According to the Deaf Zimbabwe Trust (DZT), disabled students are “the most neglected and forgotten”, and public schools must offer a special education programme sensitive to their requirements, which enables their academic progress.
DZT official Barbra Nyangairi said Zimbabwe’s current education system was a far cry from being inclusive and providing quality education for learners with disabilities.
“The majority find themselves doing petty vending on the streets or begging. It is sad to note that many who are supposed to be in Grade Seven are not able to read, write and are functionally-illiterate,” she said, ahead of the “global week of action for education” running from April 23 to 29.
Nyangairi said investment in education for children with disabilities has not had any positive returns and called on government to save the situation.
“The first port of call could be the development of an inclusive education policy that provides guidelines on how to provide support to vulnerable children in the education system.
“Currently, efforts to support children with disabilities in the education system are not guided by any force of policy,” she said, further questioning how we can attain quality education when deaf learners do not have a sign language syllabus to use.

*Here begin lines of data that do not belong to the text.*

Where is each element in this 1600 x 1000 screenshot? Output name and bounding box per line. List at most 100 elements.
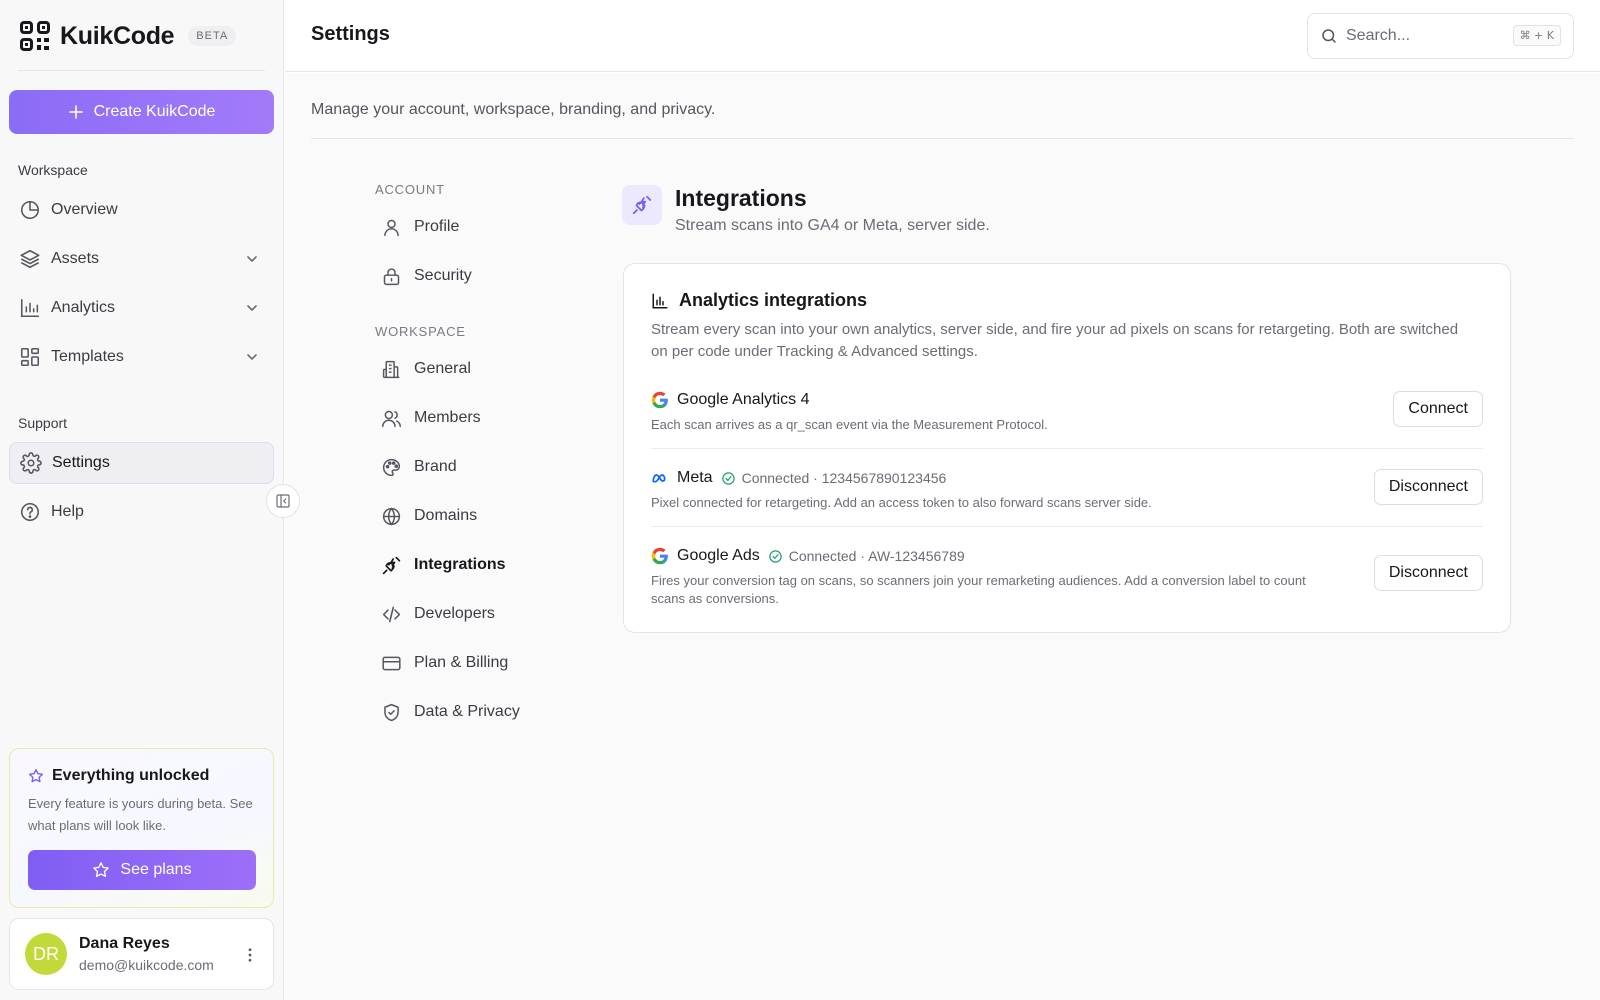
- unlock-title-row: Everything unlocked: [28, 767, 255, 785]
- create-kuikcode-button[interactable]: Create KuikCode: [9, 90, 274, 134]
- search-input[interactable]: [1346, 27, 1506, 45]
- help-circle-icon: [20, 502, 40, 522]
- plus-icon: [68, 105, 83, 119]
- integration-row-meta: Meta Connected · 1234567890123456 Pixel …: [651, 469, 1483, 527]
- card-description: Stream every scan into your own analytic…: [651, 321, 1459, 360]
- nav-item-label: General: [414, 360, 471, 377]
- pie-chart-icon: [21, 200, 40, 219]
- top-bar: Settings ⌘ + K: [285, 0, 1600, 72]
- check-circle-icon: [768, 549, 782, 563]
- search-shortcut: ⌘ + K: [1512, 25, 1561, 46]
- bar-chart-icon: [652, 293, 668, 308]
- credit-card-icon: [382, 656, 401, 670]
- integration-description: Each scan arrives as a qr_scan event via…: [651, 417, 1048, 432]
- settings-nav-data-privacy[interactable]: Data & Privacy: [375, 692, 575, 732]
- search-icon: [1322, 29, 1336, 43]
- sidebar-item-settings[interactable]: Settings: [9, 442, 274, 484]
- sidebar-item-label: Overview: [51, 201, 118, 218]
- code-icon: [382, 606, 401, 622]
- nav-item-label: Brand: [414, 458, 457, 475]
- settings-nav-integrations[interactable]: Integrations: [375, 545, 575, 585]
- nav-item-label: Security: [414, 267, 472, 284]
- sidebar-item-analytics[interactable]: Analytics: [9, 287, 274, 329]
- gear-icon: [20, 452, 42, 474]
- collapse-sidebar-button[interactable]: [266, 484, 300, 518]
- main-divider: [311, 138, 1574, 139]
- section-title: Integrations: [675, 185, 807, 211]
- meta-icon: [652, 474, 666, 483]
- support-heading: Support: [18, 415, 68, 431]
- plug-icon: [382, 556, 401, 574]
- chevron-down-icon[interactable]: [244, 300, 260, 316]
- bar-chart-icon: [20, 298, 40, 318]
- nav-item-label: Data & Privacy: [414, 703, 520, 720]
- more-vertical-icon[interactable]: [241, 946, 259, 964]
- analytics-integrations-card: Analytics integrations Stream every scan…: [623, 263, 1511, 633]
- disconnect-google-ads-button[interactable]: Disconnect: [1373, 555, 1483, 591]
- beta-badge: BETA: [188, 26, 237, 46]
- sidebar-item-overview[interactable]: Overview: [9, 189, 274, 231]
- disconnect-meta-button[interactable]: Disconnect: [1373, 469, 1483, 505]
- integration-row-google-ads: Google Ads Connected · AW-123456789 Fire…: [651, 547, 1483, 609]
- user-info: Dana Reyes demo@kuikcode.com: [79, 935, 214, 973]
- status-badge: Connected · AW-123456789: [768, 548, 965, 564]
- lock-icon: [383, 267, 400, 285]
- brand-name: KuikCode: [60, 21, 175, 50]
- see-plans-button[interactable]: See plans: [28, 850, 256, 890]
- status-text: Connected · 1234567890123456: [741, 470, 947, 486]
- nav-item-label: Members: [414, 409, 481, 426]
- user-card[interactable]: DR Dana Reyes demo@kuikcode.com: [9, 918, 274, 990]
- status-badge: Connected · 1234567890123456: [721, 470, 947, 486]
- star-icon: [29, 769, 43, 783]
- sidebar-item-assets[interactable]: Assets: [9, 238, 274, 280]
- settings-nav-security[interactable]: Security: [375, 256, 575, 296]
- account-heading: ACCOUNT: [375, 182, 445, 197]
- settings-nav-profile[interactable]: Profile: [375, 207, 575, 247]
- integration-name-line: Google Analytics 4: [651, 391, 1483, 409]
- globe-icon: [382, 506, 401, 526]
- shield-check-icon: [384, 703, 399, 721]
- sidebar: KuikCode BETA Create KuikCode Workspace …: [0, 0, 284, 1000]
- settings-subtitle: Manage your account, workspace, branding…: [311, 101, 716, 118]
- google-icon: [651, 547, 668, 565]
- settings-nav-brand[interactable]: Brand: [375, 447, 575, 487]
- integration-description: Pixel connected for retargeting. Add an …: [651, 495, 1152, 510]
- qr-logo-icon: [20, 21, 50, 51]
- integration-row-ga4: Google Analytics 4 Each scan arrives as …: [651, 391, 1483, 449]
- sidebar-item-label: Assets: [51, 250, 100, 267]
- settings-nav-general[interactable]: General: [375, 349, 575, 389]
- section-subtitle: Stream scans into GA4 or Meta, server si…: [675, 217, 990, 234]
- nav-item-label: Developers: [414, 605, 495, 622]
- brand-divider: [18, 70, 265, 71]
- chevron-down-icon[interactable]: [244, 349, 260, 365]
- search-box[interactable]: ⌘ + K: [1307, 13, 1574, 59]
- brand[interactable]: KuikCode BETA: [20, 20, 237, 52]
- integration-name-line: Meta Connected · 1234567890123456: [651, 469, 1483, 487]
- sidebar-item-help[interactable]: Help: [9, 491, 274, 533]
- users-icon: [382, 410, 401, 427]
- sidebar-item-label: Help: [51, 503, 84, 520]
- layout-grid-icon: [20, 347, 40, 367]
- page-title: Settings: [311, 23, 390, 45]
- settings-nav-domains[interactable]: Domains: [375, 496, 575, 536]
- integration-name: Google Analytics 4: [677, 391, 810, 408]
- main-content: Manage your account, workspace, branding…: [285, 73, 1600, 1000]
- connect-ga4-button[interactable]: Connect: [1393, 391, 1483, 427]
- settings-nav-members[interactable]: Members: [375, 398, 575, 438]
- palette-icon: [382, 458, 401, 476]
- avatar: DR: [25, 933, 67, 975]
- card-title: Analytics integrations: [679, 290, 868, 310]
- workspace-nav-heading: WORKSPACE: [375, 324, 466, 339]
- unlock-text: Every feature is yours during beta. See …: [28, 796, 253, 833]
- sidebar-item-label: Templates: [51, 348, 124, 365]
- see-plans-label: See plans: [120, 861, 192, 878]
- integration-name-line: Google Ads Connected · AW-123456789: [651, 547, 1483, 565]
- integration-name: Google Ads: [677, 547, 760, 564]
- sidebar-item-label: Analytics: [51, 299, 116, 316]
- sidebar-item-templates[interactable]: Templates: [9, 336, 274, 378]
- chevron-down-icon[interactable]: [244, 251, 260, 267]
- check-circle-icon: [721, 471, 735, 485]
- settings-nav-plan-billing[interactable]: Plan & Billing: [375, 643, 575, 683]
- settings-nav-developers[interactable]: Developers: [375, 594, 575, 634]
- plug-icon: [632, 195, 652, 215]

While the Primary and Secondary Education ministry, in its new curriculum, has made the syllabi for Shona, Ndebele, Tonga, Tshivenda, Kalanga, Nambya, Sesotho and Shangani to mention a few, the new programme of study is conspicuously silent on sign language for the deaf.

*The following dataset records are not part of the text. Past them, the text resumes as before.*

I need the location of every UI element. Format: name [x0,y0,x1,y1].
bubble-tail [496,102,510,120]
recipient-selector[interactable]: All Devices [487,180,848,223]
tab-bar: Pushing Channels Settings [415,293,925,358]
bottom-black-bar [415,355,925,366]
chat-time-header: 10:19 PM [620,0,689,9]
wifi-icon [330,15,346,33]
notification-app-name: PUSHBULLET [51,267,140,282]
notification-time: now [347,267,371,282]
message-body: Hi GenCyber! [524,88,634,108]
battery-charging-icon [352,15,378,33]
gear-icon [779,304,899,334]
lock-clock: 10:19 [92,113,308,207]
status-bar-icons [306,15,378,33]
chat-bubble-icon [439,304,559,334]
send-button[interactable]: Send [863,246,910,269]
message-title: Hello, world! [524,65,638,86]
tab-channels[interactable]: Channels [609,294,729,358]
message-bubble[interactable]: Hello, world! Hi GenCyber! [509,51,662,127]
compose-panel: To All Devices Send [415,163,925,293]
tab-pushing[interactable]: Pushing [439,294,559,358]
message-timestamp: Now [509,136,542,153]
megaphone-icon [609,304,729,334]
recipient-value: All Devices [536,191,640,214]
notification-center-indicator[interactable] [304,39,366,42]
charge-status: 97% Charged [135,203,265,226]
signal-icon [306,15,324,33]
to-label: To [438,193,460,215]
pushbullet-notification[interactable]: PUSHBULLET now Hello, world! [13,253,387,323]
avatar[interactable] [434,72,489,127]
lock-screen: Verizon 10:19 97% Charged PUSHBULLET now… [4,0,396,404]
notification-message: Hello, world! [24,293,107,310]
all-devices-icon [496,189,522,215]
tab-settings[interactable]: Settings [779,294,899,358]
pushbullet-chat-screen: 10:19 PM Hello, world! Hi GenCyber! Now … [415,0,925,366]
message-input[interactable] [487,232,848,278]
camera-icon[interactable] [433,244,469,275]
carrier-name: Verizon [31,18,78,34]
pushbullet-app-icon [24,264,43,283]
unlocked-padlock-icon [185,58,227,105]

Sign language is a visual means of communicating using gestures, facial expression, and body language.
The shape, movement, and location of the hands, facial expressions and body are used to communicate with one another.
“As we celebrate the global week of education, at DZT we do this with much sadness at the state of education for children who are deaf and those with disabilities broadly, who need the most care but are the most neglected and forgotten,” Nyangairi said.